Vanbawi, an accomplished worker from the Falam Chin community, emphasises the importance of the relevant sectors listening to those of lived experience, especially from the CALD [culturally and linguistically diverse] community. “They’ve recognised the need for people with experience, who know the inside story of these communities and how they relate to each other. It’s important that we keep working on that, building that relationship, and providing that space.”
“We must ask: what does it mean to truly welcome people into our country?”
“We have to reflect deeply around what healing means,” says Mel, who touches on the precarious role of government and politics. “There are structures within our society that have hindered the agency and wellbeing of people from refugee backgrounds and those seeking asylum. A lot was learned through COVID at a state level, but less at a federal level. How can we heal with a lack of government support? And with things like institutional racism, we must ask: what does it mean to truly welcome people into our country?”
Working with a survivor of Saddam Hussein’s brutal regime in Iraq many years ago, Mel was introduced to both ‘the depths humanity can descend to, and the amazing resilience shown when working through painful trauma’.
“I was amazed by his ability to just put one foot in front of the other, and to keep going. You try to place yourself in that situation, and you can’t even imagine what it would be like. We can step alongside someone in their healing journey, wherever it takes them, and honouring that they’re here with us at all, because that’s pretty extraordinary.”
Seeing a gap in communication and support between communities during COVID, Vanbawi supported them by disseminating public health advice via community information channels and creating resources in language to improve accessibility. He collaborated with community leaders and health practitioners to set up pop-up vaccination clinics, ensuring a culturally safe environment with warm referrals to improve vaccine uptake.
“I saw the depths humanity can descend to, and the amazing resilience shown when working through painful trauma.”
After witnessing the new levels of engagement, he collaborated with a bicultural worker from the Iraqi community to deliver a cross-cultural youth basketball program and has begun a badminton project with his community in Melbourne’s west. With mental illness prevalent among refugee communities, these activities aim to help improve their quality of life and promote healing.
“The feedback has been so amazing. The parents were really happy with what we did. It’s important to articulate to them the importance of supporting their kids, and the kids being able to access different sports and social avenues.”
As for what’s planned for Refugee Week, Vanbawi and his team built on the value of connection and diversity by working with the Western Melbourne Falam Chin Fellowship Group.
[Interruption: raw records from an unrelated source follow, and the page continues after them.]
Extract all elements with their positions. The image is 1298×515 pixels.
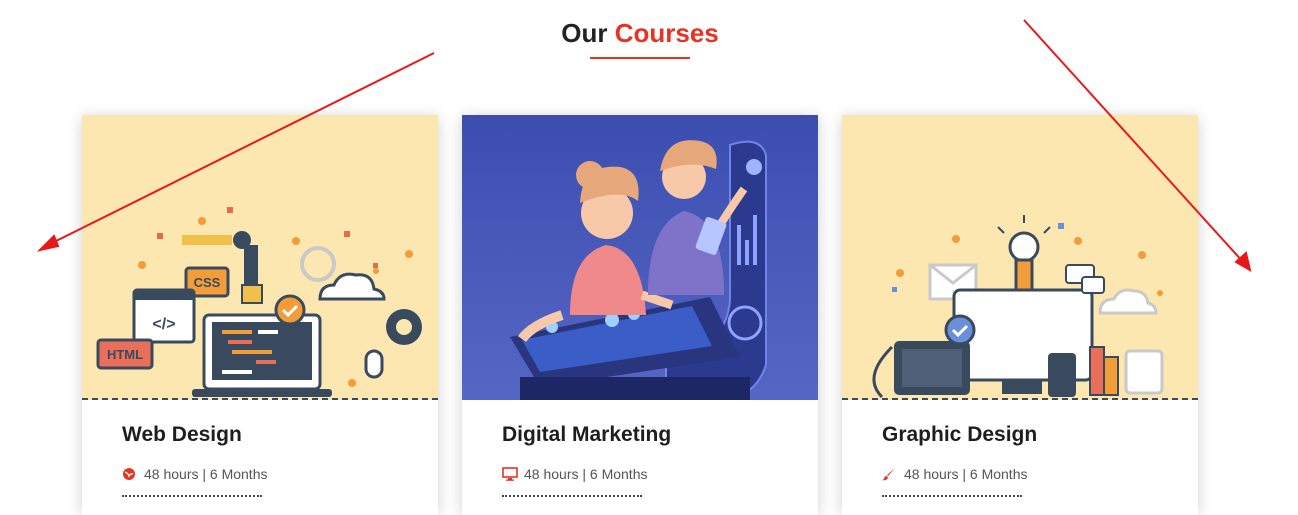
course-card-digital-marketing[interactable]: Digital Marketing 48 hours | 6 Months xyxy=(462,115,818,515)
html-tag-label: HTML xyxy=(107,347,143,362)
section-title: Our Courses xyxy=(0,18,1280,49)
digital-marketing-illustration xyxy=(462,115,818,400)
css-tag-label: CSS xyxy=(194,275,221,290)
graphic-design-illustration xyxy=(842,115,1198,400)
course-meta-text: 48 hours | 6 Months xyxy=(904,466,1028,482)
description-preview xyxy=(122,495,262,503)
title-accent: Courses xyxy=(614,18,719,48)
course-title[interactable]: Graphic Design xyxy=(882,423,1037,447)
globe-icon xyxy=(122,467,136,481)
description-preview xyxy=(882,495,1022,503)
monitor-icon xyxy=(502,467,518,481)
brush-icon xyxy=(882,467,896,481)
left-arrow-head xyxy=(36,234,60,252)
web-design-illustration: CSS </> HTML xyxy=(82,115,438,400)
code-tag-label: </> xyxy=(152,316,175,333)
course-title[interactable]: Web Design xyxy=(122,423,242,447)
title-underline xyxy=(590,57,690,59)
course-meta: 48 hours | 6 Months xyxy=(882,466,1027,482)
right-arrow-head xyxy=(1234,251,1252,273)
course-card-graphic-design[interactable]: Graphic Design 48 hours | 6 Months xyxy=(842,115,1198,515)
course-title[interactable]: Digital Marketing xyxy=(502,423,671,447)
description-preview xyxy=(502,495,642,503)
course-meta: 48 hours | 6 Months xyxy=(502,466,647,482)
course-card-web-design[interactable]: CSS </> HTML Web Design 48 hours | 6 Mon… xyxy=(82,115,438,515)
course-meta-text: 48 hours | 6 Months xyxy=(524,466,648,482)
course-meta: 48 hours | 6 Months xyxy=(122,466,267,482)
title-prefix: Our xyxy=(561,18,608,48)
course-meta-text: 48 hours | 6 Months xyxy=(144,466,268,482)
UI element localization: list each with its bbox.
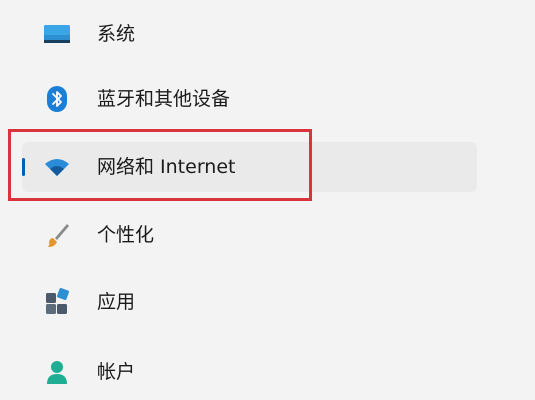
nav-item-bluetooth-devices[interactable]: 蓝牙和其他设备 bbox=[22, 74, 477, 124]
nav-item-label: 应用 bbox=[97, 291, 136, 313]
nav-item-label: 蓝牙和其他设备 bbox=[97, 88, 231, 110]
nav-item-label: 网络和 Internet bbox=[97, 156, 236, 178]
nav-item-personalization[interactable]: 个性化 bbox=[22, 210, 477, 260]
wifi-icon bbox=[41, 151, 73, 183]
bluetooth-icon bbox=[41, 83, 73, 115]
nav-item-network-internet[interactable]: 网络和 Internet bbox=[22, 142, 477, 192]
nav-item-label: 系统 bbox=[97, 23, 136, 45]
selection-indicator bbox=[22, 158, 25, 176]
apps-icon bbox=[41, 286, 73, 318]
settings-nav-list: 系统 蓝牙和其他设备 网络和 Internet 个性化 应用 帐户 bbox=[0, 0, 535, 400]
nav-item-system[interactable]: 系统 bbox=[22, 9, 477, 59]
monitor-icon bbox=[41, 18, 73, 50]
account-icon bbox=[41, 356, 73, 388]
nav-item-label: 帐户 bbox=[97, 361, 136, 383]
nav-item-apps[interactable]: 应用 bbox=[22, 277, 477, 327]
paintbrush-icon bbox=[41, 219, 73, 251]
nav-item-label: 个性化 bbox=[97, 224, 155, 246]
nav-item-accounts[interactable]: 帐户 bbox=[22, 347, 477, 397]
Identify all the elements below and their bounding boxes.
On 18 June, they headed to Sovereign Hill, Ballarat’s historic museum park, for a fun picnic day. “In the past, we’ve relied on donations from leaders and then headed to a park or a beach with some snacks. This year, cohealth was able to support us, which is amazing. We’ll have fun, singing, and dancing.
“A faith leader also talked about the importance of community coming together and being connected, even if we speak in different dialects, go to different churches or have different beliefs. It’s incredibly important to strengthen those connections.”